Crumbs

En première canadienne à Fantasia, CRUMBS, écrit, réalisé et produit par Miguel Llano est un film de science-fiction étrange et tout à fait original. Rapidement (parce que le film ne dure que 68 minutes), l’ambiance, la trame sonore ainsi que l’impression générale nous renvoient au premier long métrage de David Lynch, Ereaserhead. ♥♥♥

Voici la description tirée du site web de Fantasia, claire et concise: « Dans un avenir très lointain, une nouvelle religion naît après que l’apocalypse ait effacé la quasi-totalité de l’histoire de l’humanité. Quelques objets datant de la fin du vingtième siècle ont été retrouvés dans les décombres et une espèce de mythologie tordue a vu le jour. C’est un monde dans lequel un vinyle de Michael Jackson fait figure de relique sacrée. Étoile montante de la nouvelle vague du cinéma éthiopien, l’incroyable Daniel Tadesse interprète le rôle de Candy, un personnage difforme dont le boulot abrutissant est de déterrer les rebuts de civilisations oubliées pour ensuite les revendre. Mais voilà : il en a marre. Il décide de vaincre sa peur, et part donc en quête de la vérité – il veut en savoir davantage au sujet d’un mystérieux OVNI qui sillonne le ciel « depuis le commencement de la grande guerre ». Tout au long de son périple, Candy devra faire face à de nombreux obstacles imprévus : des sorcières, des nazis et un père Noël émacié et plutôt agressif ».

Crumbs

CRUMBS, un fable futuriste.

Je n’ai malheureusement pas tant de choses à dire sur CRUMBS. Pas parce qu’il était mauvais, au contraire, mais bien parce qu’il était difficile à cerner. La lenteur, l’ambiance et l’étrangeté nous donne une forte impression que nous sommes face à une sorte de fable, une sorte de métaphore futuriste de notre époque contemporaine, mais perçue par un oeil éthiopien. Pendant le visionnement, je me suis tout à coup mis à penser à Stalker d’Andreï Tarkovsky. L’impression d’un voyage symbolique et le sentiment global que ce qu’on l’on voit ne se prend qu’au deuxième degré. J’y ai aussi senti des similitudes avec Eternal Sunshine of the Spotless Mind de Michel Gondry pour son approche qui entremêle le sentiment de rêve et la réalité.

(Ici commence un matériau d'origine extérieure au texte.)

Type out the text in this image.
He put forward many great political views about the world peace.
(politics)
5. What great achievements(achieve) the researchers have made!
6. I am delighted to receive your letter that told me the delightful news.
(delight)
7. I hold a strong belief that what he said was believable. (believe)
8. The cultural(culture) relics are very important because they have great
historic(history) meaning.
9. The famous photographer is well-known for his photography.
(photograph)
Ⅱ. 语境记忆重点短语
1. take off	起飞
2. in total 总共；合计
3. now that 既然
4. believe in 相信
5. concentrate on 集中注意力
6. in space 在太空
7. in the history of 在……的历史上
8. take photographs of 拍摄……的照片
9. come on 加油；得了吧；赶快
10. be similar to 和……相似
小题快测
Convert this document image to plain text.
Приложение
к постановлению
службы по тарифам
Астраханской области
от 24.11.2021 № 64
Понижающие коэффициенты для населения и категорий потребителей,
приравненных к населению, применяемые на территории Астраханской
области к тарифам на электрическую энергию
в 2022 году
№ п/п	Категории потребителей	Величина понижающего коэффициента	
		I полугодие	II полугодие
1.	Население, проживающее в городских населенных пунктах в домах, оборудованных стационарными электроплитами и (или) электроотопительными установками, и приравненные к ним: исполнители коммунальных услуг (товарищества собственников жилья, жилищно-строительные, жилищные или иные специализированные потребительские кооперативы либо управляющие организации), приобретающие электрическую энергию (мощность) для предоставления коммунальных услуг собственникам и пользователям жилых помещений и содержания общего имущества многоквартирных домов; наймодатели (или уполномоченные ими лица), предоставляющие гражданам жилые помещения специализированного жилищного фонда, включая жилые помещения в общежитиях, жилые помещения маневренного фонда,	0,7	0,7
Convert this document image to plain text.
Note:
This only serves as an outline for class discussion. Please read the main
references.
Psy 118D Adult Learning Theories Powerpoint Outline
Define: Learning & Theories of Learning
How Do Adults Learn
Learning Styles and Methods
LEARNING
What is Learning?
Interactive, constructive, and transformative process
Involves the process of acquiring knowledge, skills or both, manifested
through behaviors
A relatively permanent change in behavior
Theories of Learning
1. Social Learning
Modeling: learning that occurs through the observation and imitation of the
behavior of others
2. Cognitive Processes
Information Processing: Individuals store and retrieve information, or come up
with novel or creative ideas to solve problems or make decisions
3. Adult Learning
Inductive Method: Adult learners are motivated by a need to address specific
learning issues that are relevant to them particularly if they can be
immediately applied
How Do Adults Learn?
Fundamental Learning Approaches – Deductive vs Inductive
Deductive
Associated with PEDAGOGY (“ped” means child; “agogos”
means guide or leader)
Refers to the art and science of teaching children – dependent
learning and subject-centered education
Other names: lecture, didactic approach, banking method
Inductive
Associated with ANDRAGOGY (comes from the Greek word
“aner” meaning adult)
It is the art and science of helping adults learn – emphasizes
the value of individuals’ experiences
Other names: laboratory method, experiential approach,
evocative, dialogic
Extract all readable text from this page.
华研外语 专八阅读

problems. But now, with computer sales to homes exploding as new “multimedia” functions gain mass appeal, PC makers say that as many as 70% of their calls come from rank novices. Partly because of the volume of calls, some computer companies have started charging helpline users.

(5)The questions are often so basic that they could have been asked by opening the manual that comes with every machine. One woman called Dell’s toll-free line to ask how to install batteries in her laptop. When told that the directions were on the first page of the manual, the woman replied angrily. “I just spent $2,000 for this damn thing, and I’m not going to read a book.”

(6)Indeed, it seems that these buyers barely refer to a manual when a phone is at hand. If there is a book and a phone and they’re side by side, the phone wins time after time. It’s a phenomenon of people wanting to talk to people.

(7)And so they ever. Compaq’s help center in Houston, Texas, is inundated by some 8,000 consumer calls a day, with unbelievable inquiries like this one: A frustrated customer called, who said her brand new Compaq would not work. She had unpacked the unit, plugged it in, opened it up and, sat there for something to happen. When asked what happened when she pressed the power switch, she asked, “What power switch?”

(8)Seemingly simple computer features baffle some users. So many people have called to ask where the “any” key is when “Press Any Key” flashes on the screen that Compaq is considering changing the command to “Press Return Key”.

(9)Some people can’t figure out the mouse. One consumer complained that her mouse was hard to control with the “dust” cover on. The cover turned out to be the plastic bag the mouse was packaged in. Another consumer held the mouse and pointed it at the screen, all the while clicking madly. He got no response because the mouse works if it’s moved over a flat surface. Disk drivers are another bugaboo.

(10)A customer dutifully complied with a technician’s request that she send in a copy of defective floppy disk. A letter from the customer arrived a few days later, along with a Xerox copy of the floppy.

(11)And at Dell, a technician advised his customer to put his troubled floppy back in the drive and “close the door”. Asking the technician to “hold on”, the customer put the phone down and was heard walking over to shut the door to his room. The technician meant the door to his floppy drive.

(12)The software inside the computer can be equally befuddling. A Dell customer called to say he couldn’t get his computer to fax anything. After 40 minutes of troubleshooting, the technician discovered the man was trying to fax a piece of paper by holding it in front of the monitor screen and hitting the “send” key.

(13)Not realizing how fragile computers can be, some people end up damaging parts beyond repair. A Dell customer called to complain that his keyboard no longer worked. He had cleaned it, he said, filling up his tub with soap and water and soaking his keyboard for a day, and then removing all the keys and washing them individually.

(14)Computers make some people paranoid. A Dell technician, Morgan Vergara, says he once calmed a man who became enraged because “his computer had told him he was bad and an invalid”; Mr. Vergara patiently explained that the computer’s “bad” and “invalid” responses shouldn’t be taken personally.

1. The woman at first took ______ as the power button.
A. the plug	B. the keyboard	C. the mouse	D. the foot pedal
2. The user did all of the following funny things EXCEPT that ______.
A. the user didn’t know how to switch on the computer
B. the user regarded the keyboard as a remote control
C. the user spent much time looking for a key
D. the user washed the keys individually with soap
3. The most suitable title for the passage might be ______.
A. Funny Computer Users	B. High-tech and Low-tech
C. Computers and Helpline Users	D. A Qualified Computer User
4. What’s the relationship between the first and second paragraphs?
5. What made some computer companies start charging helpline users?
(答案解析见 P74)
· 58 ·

CRUMBS, une introduction au cinéma éthiopien.

C’est tout de même pour moi une première rencontre avec le cinéma éthiopien et je dois avoué que je suis extrêmement étonné de la qualité de la production ainsi que de la signature visuelle. Et bravo à ce comédien, Daniel Tadesse, qui par son jeu, sa physionomie, a réussi à nous transporter dans son univers.